Adam Wilt has written this uncommonly extensive and articulate review of the Rokinon (Bower/Samyang) line of cinema prime lenses, comparing with Veydra and other pricier competitors. Check out his new post at dvinfo.net.
I have the 16mm, 24mm, 35mm and 85mm Rokinon Cine lenses, and look forward to getting the new 135mm one when it’s scheduled to drop in February. They offer good value with high quality after stopping down just a bit, and as I mention in my Blackmagic rigging video, it’s advisable (as Adam notes in his review) to get the Canon EF version for adaptability across (almost) all lens mounts. That also buys you the flexibility to add things between the sensor and the lens, like a variable ND filter or, better yet, a focal reducer to increase your effective field of view and gather more light.
That link doesn’t go to any review. Also, I can’t speak for the other lenses, but the 35mm Rokinon is garbage. Ghosting, poor contrast, poor sharpness. Just a travesty.

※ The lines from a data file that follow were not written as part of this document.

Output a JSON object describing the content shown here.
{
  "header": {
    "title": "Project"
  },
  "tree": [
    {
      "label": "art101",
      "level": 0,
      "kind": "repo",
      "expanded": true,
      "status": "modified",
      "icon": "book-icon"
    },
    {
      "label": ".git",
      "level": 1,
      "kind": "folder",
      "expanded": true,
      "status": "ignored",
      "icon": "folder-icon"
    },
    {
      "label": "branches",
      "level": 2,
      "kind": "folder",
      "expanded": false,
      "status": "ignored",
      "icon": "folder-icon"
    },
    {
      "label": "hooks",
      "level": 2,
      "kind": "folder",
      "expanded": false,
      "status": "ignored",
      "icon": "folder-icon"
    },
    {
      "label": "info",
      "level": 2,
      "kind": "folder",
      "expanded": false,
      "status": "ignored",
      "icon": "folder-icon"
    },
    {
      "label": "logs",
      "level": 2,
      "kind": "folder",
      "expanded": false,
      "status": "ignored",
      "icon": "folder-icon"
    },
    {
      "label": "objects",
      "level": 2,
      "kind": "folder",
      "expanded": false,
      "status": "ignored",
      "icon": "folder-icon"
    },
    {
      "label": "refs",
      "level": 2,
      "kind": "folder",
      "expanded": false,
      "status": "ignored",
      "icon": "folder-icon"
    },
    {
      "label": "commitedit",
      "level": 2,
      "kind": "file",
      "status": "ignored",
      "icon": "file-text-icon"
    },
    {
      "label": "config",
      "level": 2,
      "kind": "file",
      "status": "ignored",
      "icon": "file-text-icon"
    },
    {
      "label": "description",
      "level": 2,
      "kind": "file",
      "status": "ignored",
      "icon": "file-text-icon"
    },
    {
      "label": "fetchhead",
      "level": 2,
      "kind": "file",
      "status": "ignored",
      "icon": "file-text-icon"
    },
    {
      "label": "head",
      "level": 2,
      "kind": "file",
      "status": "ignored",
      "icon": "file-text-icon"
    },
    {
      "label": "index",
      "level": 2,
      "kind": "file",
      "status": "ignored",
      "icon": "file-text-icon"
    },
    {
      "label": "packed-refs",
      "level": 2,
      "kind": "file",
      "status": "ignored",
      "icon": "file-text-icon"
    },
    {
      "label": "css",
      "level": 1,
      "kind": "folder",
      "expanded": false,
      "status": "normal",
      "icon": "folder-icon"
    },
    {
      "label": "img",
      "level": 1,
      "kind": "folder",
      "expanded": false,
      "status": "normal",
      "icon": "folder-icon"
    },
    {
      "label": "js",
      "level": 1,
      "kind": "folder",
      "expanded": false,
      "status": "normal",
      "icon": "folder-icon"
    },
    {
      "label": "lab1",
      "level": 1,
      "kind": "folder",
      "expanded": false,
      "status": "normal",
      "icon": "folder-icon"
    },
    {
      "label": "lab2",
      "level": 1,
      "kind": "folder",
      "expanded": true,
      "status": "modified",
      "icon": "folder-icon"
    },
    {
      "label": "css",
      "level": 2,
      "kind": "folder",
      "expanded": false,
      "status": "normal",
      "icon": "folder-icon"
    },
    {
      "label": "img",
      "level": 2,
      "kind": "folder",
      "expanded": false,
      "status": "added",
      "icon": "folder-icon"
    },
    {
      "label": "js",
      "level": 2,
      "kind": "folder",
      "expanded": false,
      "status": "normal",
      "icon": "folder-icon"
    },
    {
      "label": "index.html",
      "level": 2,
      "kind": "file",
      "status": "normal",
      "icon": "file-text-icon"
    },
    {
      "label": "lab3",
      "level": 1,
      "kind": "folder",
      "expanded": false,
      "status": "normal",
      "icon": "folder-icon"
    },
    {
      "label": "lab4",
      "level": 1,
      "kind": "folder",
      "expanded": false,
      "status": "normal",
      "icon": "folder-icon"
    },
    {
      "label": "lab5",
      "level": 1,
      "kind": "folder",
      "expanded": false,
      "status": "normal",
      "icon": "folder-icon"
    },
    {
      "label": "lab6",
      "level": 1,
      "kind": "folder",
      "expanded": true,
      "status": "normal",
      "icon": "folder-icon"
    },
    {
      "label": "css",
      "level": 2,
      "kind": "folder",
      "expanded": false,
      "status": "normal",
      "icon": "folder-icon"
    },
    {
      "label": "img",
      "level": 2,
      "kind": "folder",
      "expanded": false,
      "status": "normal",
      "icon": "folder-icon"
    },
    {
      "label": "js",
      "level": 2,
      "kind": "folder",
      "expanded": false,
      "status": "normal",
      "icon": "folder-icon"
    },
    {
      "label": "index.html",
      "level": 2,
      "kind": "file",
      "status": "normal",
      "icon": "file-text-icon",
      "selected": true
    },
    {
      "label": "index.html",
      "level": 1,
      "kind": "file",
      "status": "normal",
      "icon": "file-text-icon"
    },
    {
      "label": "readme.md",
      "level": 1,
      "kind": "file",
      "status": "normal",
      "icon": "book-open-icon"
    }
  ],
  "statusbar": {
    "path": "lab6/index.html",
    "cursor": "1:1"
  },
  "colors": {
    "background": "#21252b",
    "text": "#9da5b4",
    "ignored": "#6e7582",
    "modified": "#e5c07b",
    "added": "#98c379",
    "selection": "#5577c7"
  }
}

You clicked on the name Adam Wilt, but both the picture and the dvinfo.net links go to the target article at issue.
I suspect that the drama in your comments (“travesty”) is partly of your own making; those of us who understand that the Rokinons are a budget compromise in lieu of buying $10k Zeiss primes and so forth, know also to stop down just a little from wide open. Not necessarily describing you, I’ve noticed that amateurs always open up lenses as wide as possible, to the hard T1.5 stop in this case, because they think ultra-shallow depth of field is hip and rad. Yes, the Rokinons have “ghosting, poor contrast, poor sharpness” there. The rest of us stay away from that zone, just a notch or two away.
The rokinons are terrible to focus pull on. Only 8-10 marks at most nowhere near enough marks to pull by distance.
Things got a little better with their updated Cine DS line, FYI.